Personalize your club’s online experience

In this article, we want to talk about personalization and how personalization can enhance your website’s experience. We will examine how personalization works and how you can create concepts for personalized experience. Also, we will discuss technical solutions that make user specific experiences possible.

Added value through personalization
First of all, we need to look at the online goals of a sports club. In our experience, most of the clubs are aiming for

  1. increased traffic
  2. emotional bonding with the fans, and more generally
  3. added value for all stakeholders (fans, sponsors, media, etc.).

If we think of personalization as “to display content that is most fitting to the user’s demand or intention”, we can easily argue that personalization directly pays off in favour of all these goals. Here is why:

  1. Users who easily found the content they were looking for, are more likely to revisit your webiste. Therefore, personalization increases traffic.
  2. By offering different experiences based on the users interest, a sports club is more likely to deepen a fan’s enthusiasm than with a “one for all apporach”.
  3. By anticipating a user’s intention and offering the most suitable information his intention, added value is generated for all stakeholders.

As we are sure that personalization adds value to the user and other stakeholder, the challenge remains to monetize this added value. Here, business conception comes into place. Within your organizaiton you should identify the processes that directly generate revenue but also the processes that represent significant costs that could be lowered. Personalization can help you with both, increasing your revenue (e.g. by increasing your conversion rate in your merchandising shop) and lowering your costs (e.g. by increasing the efficiency of your external advertising expenses).

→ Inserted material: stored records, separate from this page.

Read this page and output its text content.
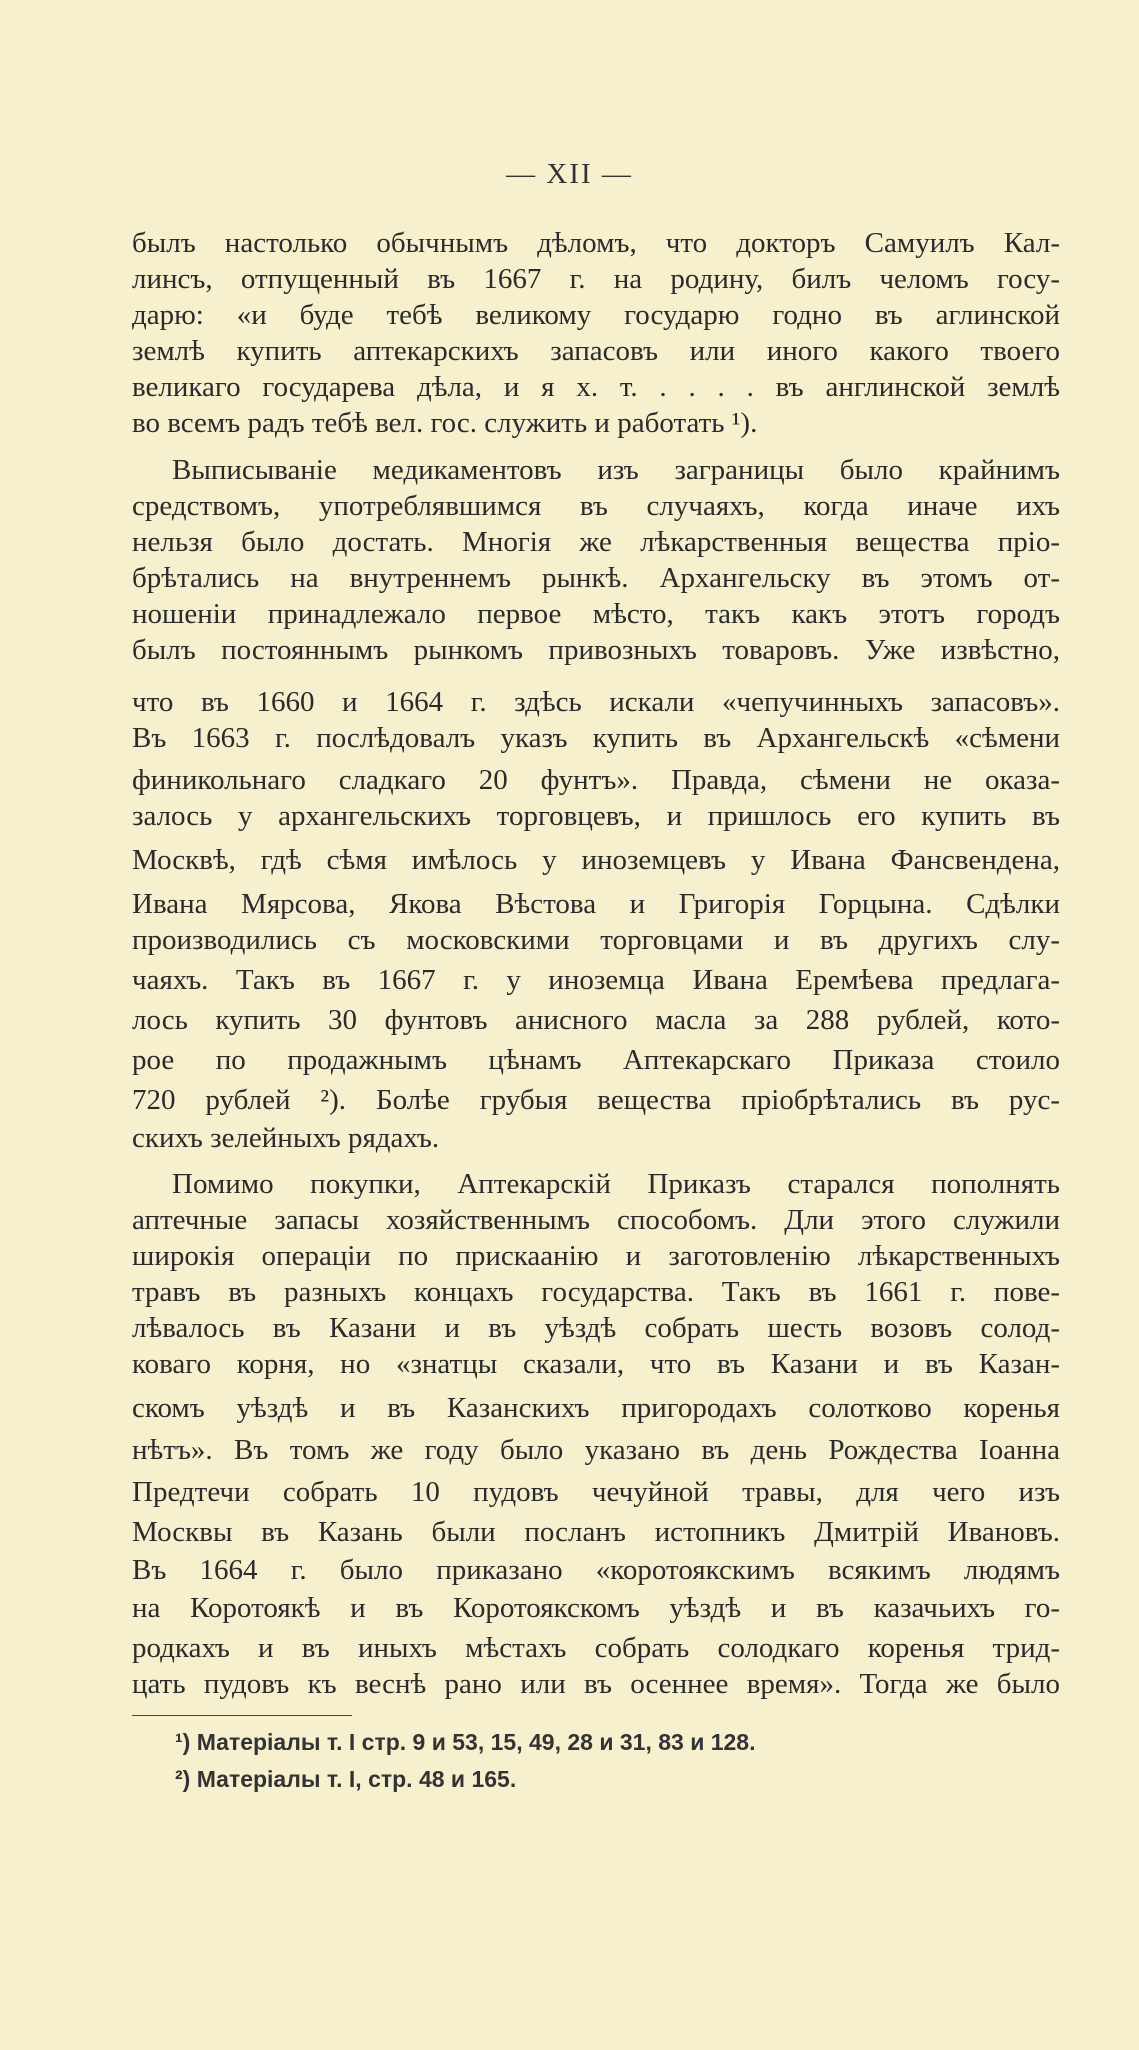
— XII —
былъ настолько обычнымъ дѣломъ, что докторъ Самуилъ Кал-
линсъ, отпущенный въ 1667 г. на родину, билъ челомъ госу-
дарю: «и буде тебѣ великому государю годно въ аглинской
землѣ купить аптекарскихъ запасовъ или иного какого твоего
великаго государева дѣла, и я х. т. . . . . въ англинской землѣ
во всемъ радъ тебѣ вел. гос. служить и работать ¹).
Выписываніе медикаментовъ изъ заграницы было крайнимъ
средствомъ, употреблявшимся въ случаяхъ, когда иначе ихъ
нельзя было достать. Многія же лѣкарственныя вещества пріо-
брѣтались на внутреннемъ рынкѣ. Архангельску въ этомъ от-
ношеніи принадлежало первое мѣсто, такъ какъ этотъ городъ
былъ постояннымъ рынкомъ привозныхъ товаровъ. Уже извѣстно,
что въ 1660 и 1664 г. здѣсь искали «чепучинныхъ запасовъ».
Въ 1663 г. послѣдовалъ указъ купить въ Архангельскѣ «сѣмени
финикольнаго сладкаго 20 фунтъ». Правда, сѣмени не оказа-
залось у архангельскихъ торговцевъ, и пришлось его купить въ
Москвѣ, гдѣ сѣмя имѣлось у иноземцевъ у Ивана Фансвендена,
Ивана Мярсова, Якова Вѣстова и Григорія Горцына. Сдѣлки
производились съ московскими торговцами и въ другихъ слу-
чаяхъ. Такъ въ 1667 г. у иноземца Ивана Еремѣева предлага-
лось купить 30 фунтовъ анисного масла за 288 рублей, кото-
рое по продажнымъ цѣнамъ Аптекарскаго Приказа стоило
720 рублей ²). Болѣе грубыя вещества пріобрѣтались въ рус-
скихъ зелейныхъ рядахъ.
Помимо покупки, Аптекарскій Приказъ старался пополнять
аптечные запасы хозяйственнымъ способомъ. Дли этого служили
широкія операціи по прискаанію и заготовленію лѣкарственныхъ
травъ въ разныхъ концахъ государства. Такъ въ 1661 г. пове-
лѣвалось въ Казани и въ уѣздѣ собрать шесть возовъ солод-
коваго корня, но «знатцы сказали, что въ Казани и въ Казан-
скомъ уѣздѣ и въ Казанскихъ пригородахъ солотково коренья
нѣтъ». Въ томъ же году было указано въ день Рождества Іоанна
Предтечи собрать 10 пудовъ чечуйной травы, для чего изъ
Москвы въ Казань были посланъ истопникъ Дмитрій Ивановъ.
Въ 1664 г. было приказано «коротоякскимъ всякимъ людямъ
на Коротоякѣ и въ Коротоякскомъ уѣздѣ и въ казачьихъ го-
родкахъ и въ иныхъ мѣстахъ собрать солодкаго коренья трид-
цать пудовъ къ веснѣ рано или въ осеннее время». Тогда же было
¹) Матеріалы т. I стр. 9 и 53, 15, 49, 28 и 31, 83 и 128.
²) Матеріалы т. I, стр. 48 и 165.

Create personalized experiences
Furthermore, we would like to gain insight on how personalized experienced can be created based on the user’s data. In order to do so, we are focusing on anonymous users, since they represent the majority of users on open website. However, the presented concepts can easily be adapted to logged in users as well – there, even more data might be available.

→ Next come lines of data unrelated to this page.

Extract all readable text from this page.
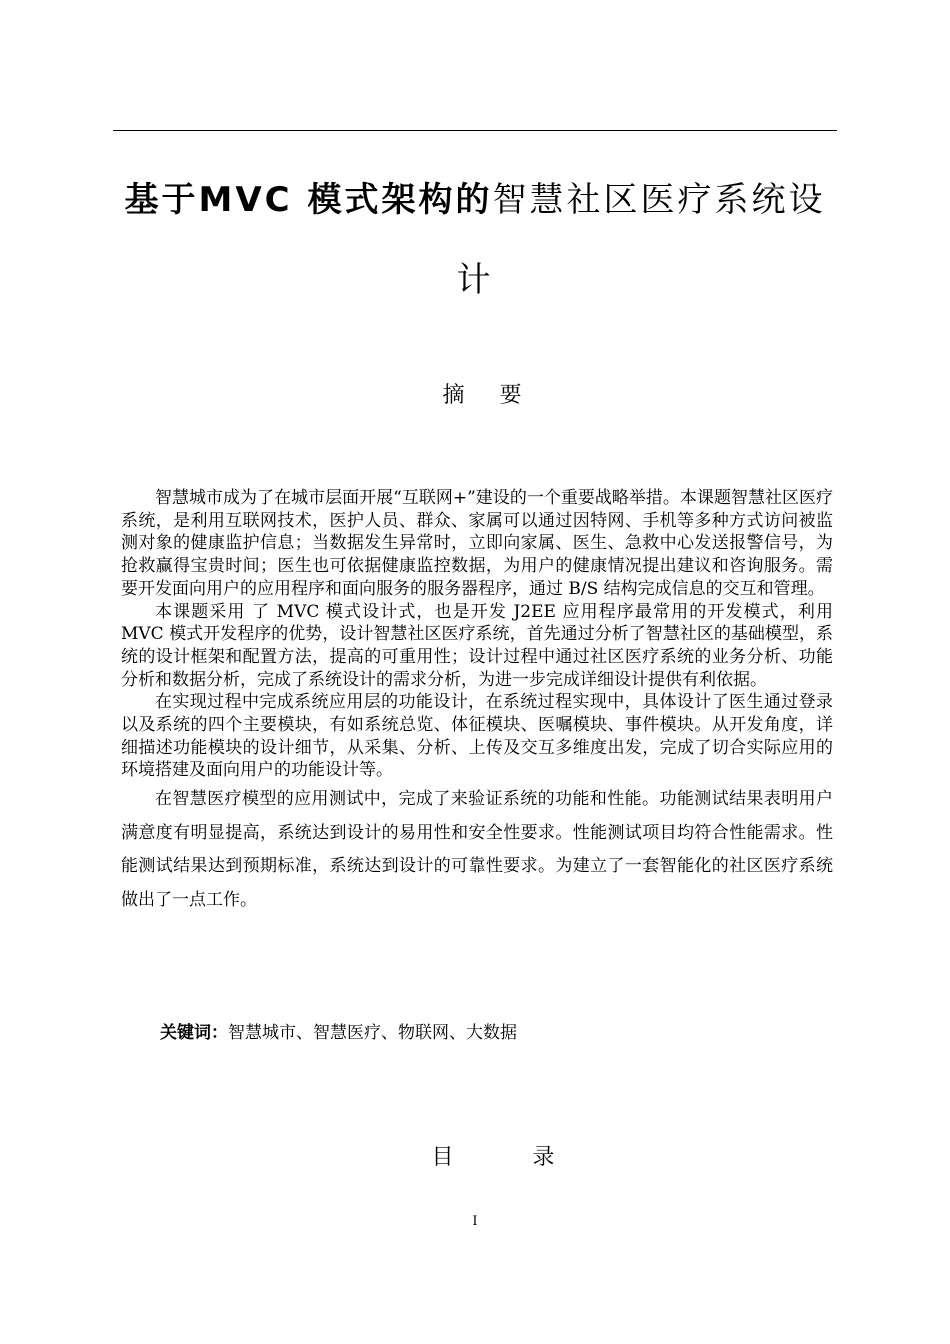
基于MVC 模式架构的智慧社区医疗系统设
计
摘 要

智慧城市成为了在城市层面开展“互联网+”建设的一个重要战略举措。本课题智慧社区医疗系统，是利用互联网技术，医护人员、群众、家属可以通过因特网、手机等多种方式访问被监测对象的健康监护信息；当数据发生异常时，立即向家属、医生、急救中心发送报警信号，为抢救赢得宝贵时间；医生也可依据健康监控数据，为用户的健康情况提出建议和咨询服务。需要开发面向用户的应用程序和面向服务的服务器程序，通过 B/S 结构完成信息的交互和管理。

本课题采用 了 MVC 模式设计式，也是开发 J2EE 应用程序最常用的开发模式，利用 MVC 模式开发程序的优势，设计智慧社区医疗系统，首先通过分析了智慧社区的基础模型，系统的设计框架和配置方法，提高的可重用性；设计过程中通过社区医疗系统的业务分析、功能分析和数据分析，完成了系统设计的需求分析，为进一步完成详细设计提供有利依据。

在实现过程中完成系统应用层的功能设计，在系统过程实现中，具体设计了医生通过登录以及系统的四个主要模块，有如系统总览、体征模块、医嘱模块、事件模块。从开发角度，详细描述功能模块的设计细节，从采集、分析、上传及交互多维度出发，完成了切合实际应用的环境搭建及面向用户的功能设计等。

在智慧医疗模型的应用测试中，完成了来验证系统的功能和性能。功能测试结果表明用户满意度有明显提高，系统达到设计的易用性和安全性要求。性能测试项目均符合性能需求。性能测试结果达到预期标准，系统达到设计的可靠性要求。为建立了一套智能化的社区医疗系统做出了一点工作。

关键词：智慧城市、智慧医疗、物联网、大数据
目 录
I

Despite his anonymity, a user accessing your website delivers a lot of data in different domains:

  • time: local time at users location; day of the week; season; special holidays
  • technology: user’s device; browser; screen size
  • location: Geo-IP; GPS data; Wifi, beacons
  • referrals: Link/URL, social platforms, google adwords,
  • user input: custom events; pages visited; input in contact forms; favourites or likes

This data can be used to anticipate a users interests and needs, as the following two examples demonstrate.

Firstly, if a user is mainly visiting pages in the media section of your website, you may display your newest video prominently on your homepage if the user returns to your site a few days later. On the other hand, if a user is mainly browsing your team’s statistics pages, he surely will appreciate to find a direct link to your statistics section on your homepage the next time he enters your website.

Secondly, if a user is accessing your website with a mobile device and within a certain range from your stadium, he might need some information about parking, opening hours of your merchandising shops, a map of the stadium and the surrounding area. However, a user accessing with a desktop pc and 1500 km from your stadium might not be interested in that kind of information.

Also, user independent data can be used as a variable for your personalized experience.
For example a sports club should consider to offer different content on match days than on non-match days. As on match days, one can antizipate that the majority of the users is not interested in any other news than about today’s game. So the focus on your site should be about live news from inside the stadium.

These examples show the logical pattern behind a personalized usecase:

  1. Build user segments using different data attributes (e.g. device is mobile and gps range is less than 2km from stadium = usersegment: gameday spectator)
  2. Antizipate user segment’s need (e.g. information about parking, opening hours, etc.)
  3. Define personalized content (e.g. banner or teaser on homepage)

Technical approaches
In order to technically reproduce this logical pattern we need some kind of analytics system to gather data and a rule engine to define which content should be displayed based on what data. Sophisticated Content Manangement Systems (e.g. Adobe Experience Manager, Sitecore, EpiServer or the like) offer both features – varying in complexity – out of the box. Furhtermore, they offer a lot of possibilities to extend the existing software. However, if you are not sitting on budget that allows to pay the yearly fees for these solutions, personalized experiences can also be created based on open source solutions (e.g. Drupal and Google Analytics)

To conclude, personalization can enhance your digital offering and generate added value for all your stakeholders, increase traffic and support emotional bonding with your fans. However, your actions should always considerate both your online goals and the budget at your disposal. Hence, business conception and technical evaluation are key in order to create a sutainable personalization strategy.